# [Hibernate] Objekt laden, Id ändern und speichern?



## poffi (27. Apr 2007)

Hallo zusammen

Eine DAO-Methode die ich gebastelt habe, sollte folgendes machen:
- Sie lädt ein Objekt
- Ändert und Updatetet das Objekt
- Ändert es erneut und speichert es als eine neues Objekt

Alle diese Dinge müssen zwingend in einer Session abgearbeitet werden (wegen bestimmten lazy-Dingen).
Das Problem liegt beim letzten Schritt. Da ich ein neues Objekt in der Datenbank haben will, ändere ich die ID, sprich den Primarykey auf null. Das schluckt Hibernate aber nicht, es reklamiert, dass das Objekt eine falsche ID hat. Würde ich das Ganze verteilt in zwei Sessions erledigen, würde Hibernate dem Objekt problemlos eine neue ID zuordnen.

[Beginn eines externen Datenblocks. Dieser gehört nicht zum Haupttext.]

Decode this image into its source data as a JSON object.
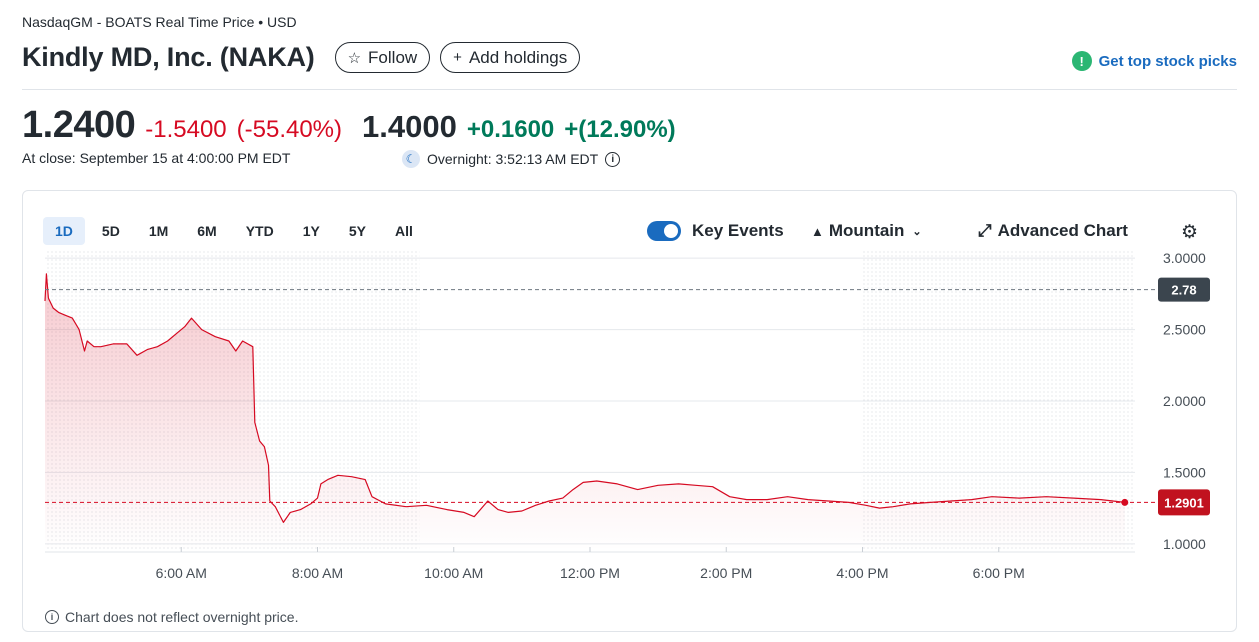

Meine Frage ist nun also, wie ich es hinkriege, dass ich in einer Session ein Objekt unter einer anderen Id abspeichern bzw. es duplizieren kann?

Danke im Voraus!


----------



## KSG9|sebastian (27. Apr 2007)

Die Objekte sind mit der Session verbunden, deshalb kannst du dei ID nicht ändern.
Aber so wie ich das sehe:


```
public void changeObject(Serializable id){
  Session session = HibernateSessionFactory.currentSession();
  Transactino tx = session.beginTransaction();
  try{
     Daten d = (Daten)session.get(id);
     d.setText("ein anderer text");
     d.setBemerkung("Text geändert...");
     session.attacheDirty(d);
     Daten dNeu = new Daten();
     dNeu.setText(d.getText());
     dNeu.setBemerkung(d.getBemerkung());
     session.save(dNeu);
     if(tx != null){
       tx.commit();
     }
  } catch(HibernateException e){
     if(tx != null){
        tx.rollback();
     }
  }
}
```

Was natürlich nicht geht ist folgendes

- Objekt ändern
- Objekt updaten in der db
- Objekt ändern
- Objekt neu speichern

denn dann kriegst du ne Exception dass die ID schon in der DB vorhanden ist. Du musst den umweg gehen über neues Objekt erzeugen und Properties kopieren (bis auf die ID).

Gruß Sebastian

*** Edit ***

besser als jedes Property einzeln zu kopieren:



```
public void changeObject(Serializable id){
  Session session = HibernateSessionFactory.currentSession();
  Transactino tx = session.beginTransaction();
  try{
     Daten d = (Daten)session.get(id);
     d.setText("ein anderer text");
     d.setBemerkung("Text geändert...");
     session.attacheDirty(d);
 
     Daten dNeu = (Daten)HibernateBeanReplicator.dupEntityBean(d);
     dNeu.setId(null);
     session.save(dNeu);
     
     if(tx != null){
       tx.commit();
     }
  } catch(HibernateException e){
     if(tx != null){
        tx.rollback();
     }
  }
}
```


----------



## poffi (27. Apr 2007)

Vielen Dank Sebastian!

Ich hatte auch die Idee, eine neue Instanz zu erstellen und dann die Properties zu kopieren. Leider bekomme ich dabei wieder Probleme mit weiteren Beziehungen, die das Objekt hat. Die Exception "Found shared references to a collection", wird beim Speichern ausgegeben. Sie bezieht sich auf ein Set-Mapping.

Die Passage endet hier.